L'indagine, avviata parecchi mesi fa dalla Polizia Postale, ha richiesto da subito il coinvolgimento della Guardia di Finanza poiché gli associati, attraverso numerose società cartiera appositamente costituite, ovvero acquisite ed intestate a prestanome ed aventi sede legale in Estonia, Svizzera, Roma, Reggio Calabria e Milano, mediante un consolidato sistema di false fatturazioni, hanno consentito ad imprese ubicate in parecchie altre province italiane di evadere le imposte sui redditi ed imposta sul valore aggiunto per oltre 53 milioni di euro.
Il denaro, frutto prevalentemente di evasione fiscale, veniva trasferito su conti correnti esteri nella disponibilità degli imprenditori e dei professionisti coinvolti oppure, secondo le necessità, riportato in Italia in contanti.
Un consistente sequestro di 101mila euro in contanti, divisi in banconote da 50 euro, è uno dei riscontri più importanti nell'ambito dell'indagine. Il denaro è stato sequestrato alla stazione Termini di Roma alla segretaria di un imprenditore campano con interessi nel commercio all'ingrosso di pneumatici. I soldi, frutto della vendita in nero delle gomme, erano divisi in buste e destinati a professionisti romani.

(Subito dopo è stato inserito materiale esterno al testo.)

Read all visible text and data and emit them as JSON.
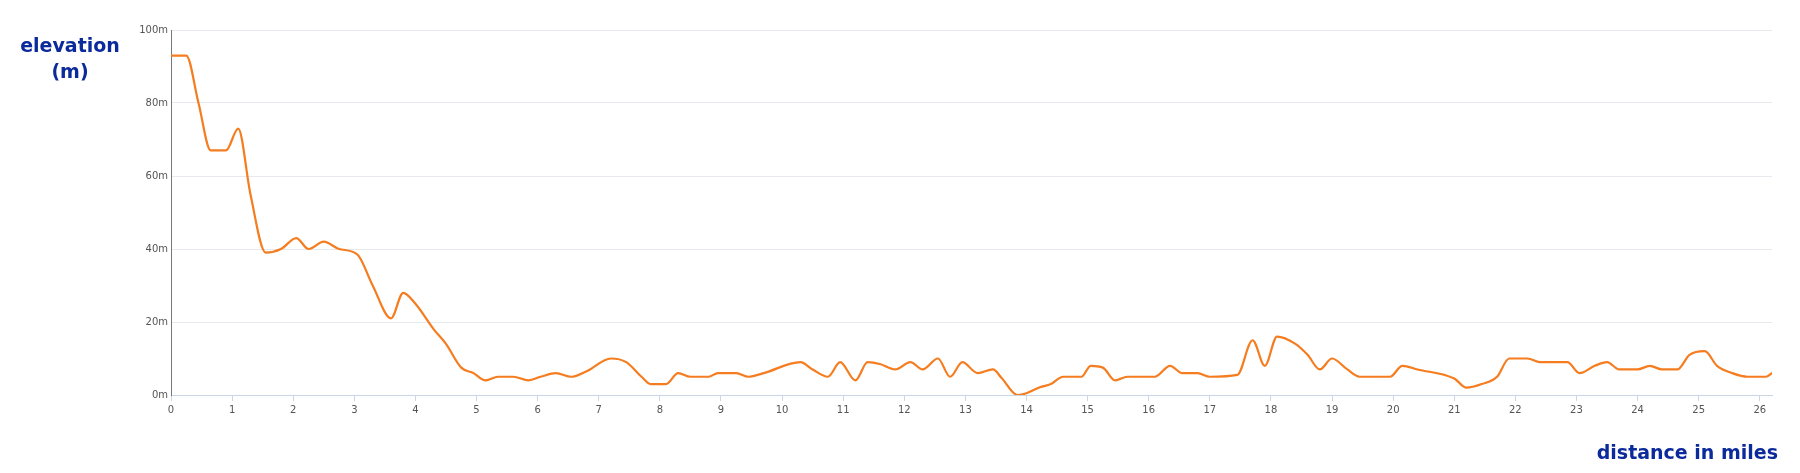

Da qui sarebbero stati ulteriormente distribuiti dai promotori dell'associazione ad altri imprenditori disposti a emettere fatture per operazioni inesistenti emesse per false sponsorizzazioni. Il giro coinvolgeva società romane attive nell'organizzazione di eventi motoristici.
Il contante fornito dall'imprenditore campano serviva per ''restituire'' il denaro bonificato alle società romane a fronte dell'emissione delle false fatturazioni. A loro volta, tali società, a fronte di altre fatture false emesse da società Estoni, risultate nella piena disponibilità di un avvocato italiano residente in Svizzera, trasferivano tali somme di denaro su conti correnti accesi nella Repubblica Baltica.
Da qui, il denaro veniva trasferito in Olanda quale pagamento di forniture di pneumatici rivolte all’imprenditore campano il quale, quindi, poteva disporre di ingentissime quantità di pneumatici da rivendere sull’intero territorio nazionale in totale evasione d’imposta. In altre occasioni, il denaro veniva trasferito, sempre a fronte di false fatturazioni, su conti correnti accesi presso istituti di credito elvetici da quali poi veniva prelevato in contanti e ritrasferito fisicamente in Italia mediante la tradizionale tecnica degli ‘’spalloni’’.